In order to do this it is necessary that our operations! [sic] personnel be educated and kept abreast of the state of the art. While we make all changes and other updated information available to each and every operations employee, we feel that it [sic] necessary that all of our people go off site to a seminar or a school as often as is possible and educational.

. See also Shanley, 10 Pace Envtl. L. Rev. at 276 (''The discovery of improperly stored or disposed of hazardous waste is hampered by the fact that it may take years before such wastes begin to leach into groundwater or aquifers, or present some other identifiable environmental harm.").

. The majority also argues that the term "disposal" is ambiguous because courts have concluded that under CERCLA, which utilizes the identical definition, the term does not include passive migration. See, eg., Carson Harbor Village, Ltd. v. Unocal Corp., 270 F.3d 863, 879 (holding that migration of contamination through soil is not "disposal" in CERLCA action). CERCLA is not instructive to our analysis of this RCRA case. CERCLA is a vastly different statute that imposes strict civil liability and is designed to clean up or remediate past contamination. RCRA, on the other hand, is prospective only and includes civil and criminal penalties. Under CERCLA, disposal is construed not to include passive migration in large part because it ' would eliminate the "innocent landowner defense" for those parties who purchased property but did not know or have reason to know at the time that hazardous wastes had been disposed on the property. See, eg., Carson Harbor, 270 F.3d at 882 ("Were we to adopt an interpretation of "disposal" that encompassed all subsoil passive migration, the innocent landowner defense would be essentially eliminated."). The innocent landowner defense is not available in RCRA actions.
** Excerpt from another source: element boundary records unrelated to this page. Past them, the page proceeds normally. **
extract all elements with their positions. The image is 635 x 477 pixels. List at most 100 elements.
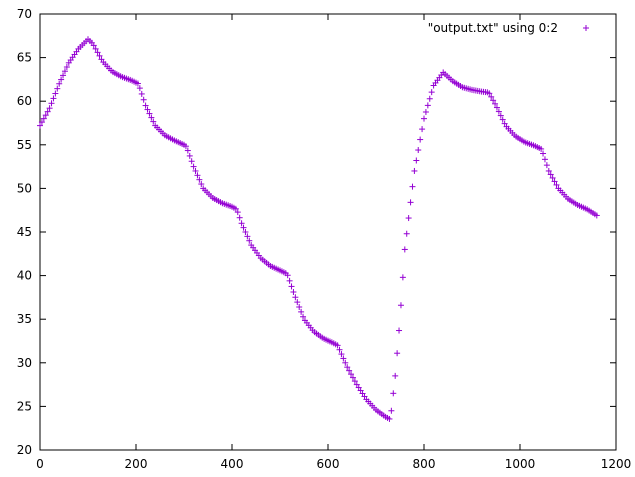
data-point [96,52,103,59]
data-point [194,172,201,179]
data-point [292,294,299,301]
y-tick-label: 25 [17,399,32,413]
y-tick-label: 65 [17,51,32,65]
data-point [497,112,504,119]
data-point [134,80,141,87]
data-point [232,205,239,212]
y-tick-label: 70 [17,7,32,21]
data-point [192,167,199,174]
x-tick-label: 1000 [505,457,536,471]
data-point [401,246,408,253]
data-point [198,181,205,188]
y-tick-label: 35 [17,312,32,326]
data-point [146,110,153,117]
data-point [60,72,67,79]
data-point [46,105,53,112]
data-point [394,350,401,357]
data-point [61,68,68,75]
data-point [92,45,99,52]
data-point [501,120,508,127]
x-tick-label: 800 [413,457,436,471]
y-tick-label: 45 [17,225,32,239]
x-tick-label: 600 [317,457,340,471]
data-point [407,199,414,206]
data-point [392,372,399,379]
data-point [426,95,433,102]
data-point [348,371,355,378]
data-point [144,106,151,113]
legend-label: "output.txt" using 0:2 [428,21,558,35]
ticks: 0 200 400 600 800 1000 1200 20 25 30 35 40 45 50 55 60 6… [17,7,632,471]
data-point [421,115,427,122]
legend-marker [583,25,589,31]
data-point [290,288,297,295]
data-point [246,237,253,244]
data-point [396,327,403,334]
data-point [142,102,149,109]
data-point [551,178,558,185]
data-point [390,390,397,397]
data-point [340,355,347,362]
data-point [499,116,506,123]
data-point [184,147,191,154]
data-point [234,209,241,216]
x-tick-label: 0 [36,457,44,471]
y-tick-label: 55 [17,138,32,152]
data-point [37,122,43,129]
data-point [397,302,404,309]
data-point [188,158,195,165]
data-point [298,308,305,315]
data-point [409,183,416,190]
data-point [52,90,59,97]
data-point [94,49,101,56]
data-point [405,215,412,222]
data-point [196,176,203,183]
data-point [58,76,65,83]
data-point [344,364,351,371]
data-point [190,163,197,170]
data-point [284,272,291,279]
data-point [428,89,435,96]
data-point [386,415,393,422]
data-point [182,143,189,150]
data-point [346,367,353,374]
data-point [413,157,420,164]
data-point [493,104,500,111]
data-point [490,97,497,104]
data-point [136,85,143,92]
y-tick-label: 20 [17,443,32,457]
data-point [417,136,424,143]
data-point [342,359,349,366]
data-point [150,118,157,125]
y-tick-label: 60 [17,94,32,108]
data-point [547,171,554,178]
data-point [244,233,251,240]
x-tick-label: 400 [221,457,244,471]
data-point [424,102,431,109]
data-point [549,174,556,181]
data-point [242,229,249,235]
data-point [351,378,358,385]
y-tick-label: 50 [17,181,32,195]
data-point [403,230,410,237]
data-point [54,85,61,92]
data-point [486,90,493,97]
legend-marker-symbol [583,25,589,31]
data-point [388,407,395,414]
data-point [48,100,55,107]
data-point [294,299,301,306]
data-point [419,126,426,133]
data-points [37,36,600,422]
data-point [44,108,51,115]
data-point [138,90,145,97]
data-point [40,115,47,122]
data-point [545,167,552,174]
y-tick-label: 30 [17,356,32,370]
data-point [240,224,247,231]
data-point [334,342,341,349]
data-point [140,96,147,103]
data-point [543,162,550,169]
data-point [540,150,547,157]
data-point [186,152,193,159]
data-point [422,109,429,116]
. Waste Indus. ne., 734 F.2d at 164-65; O'Reilly, RCRA and Superfund: A Practical Guide with Forms § 2.5 (explaining that the definition of disposal, consistent with the purposes of RCRA, is intended to have a range of meanings, including not only active conduct but passive conduct such as the reposing of hazardous waste and its subsequent movement through the envi*1211ronment); Power Eng'g Co., 10 F.Supp.2d at 1159.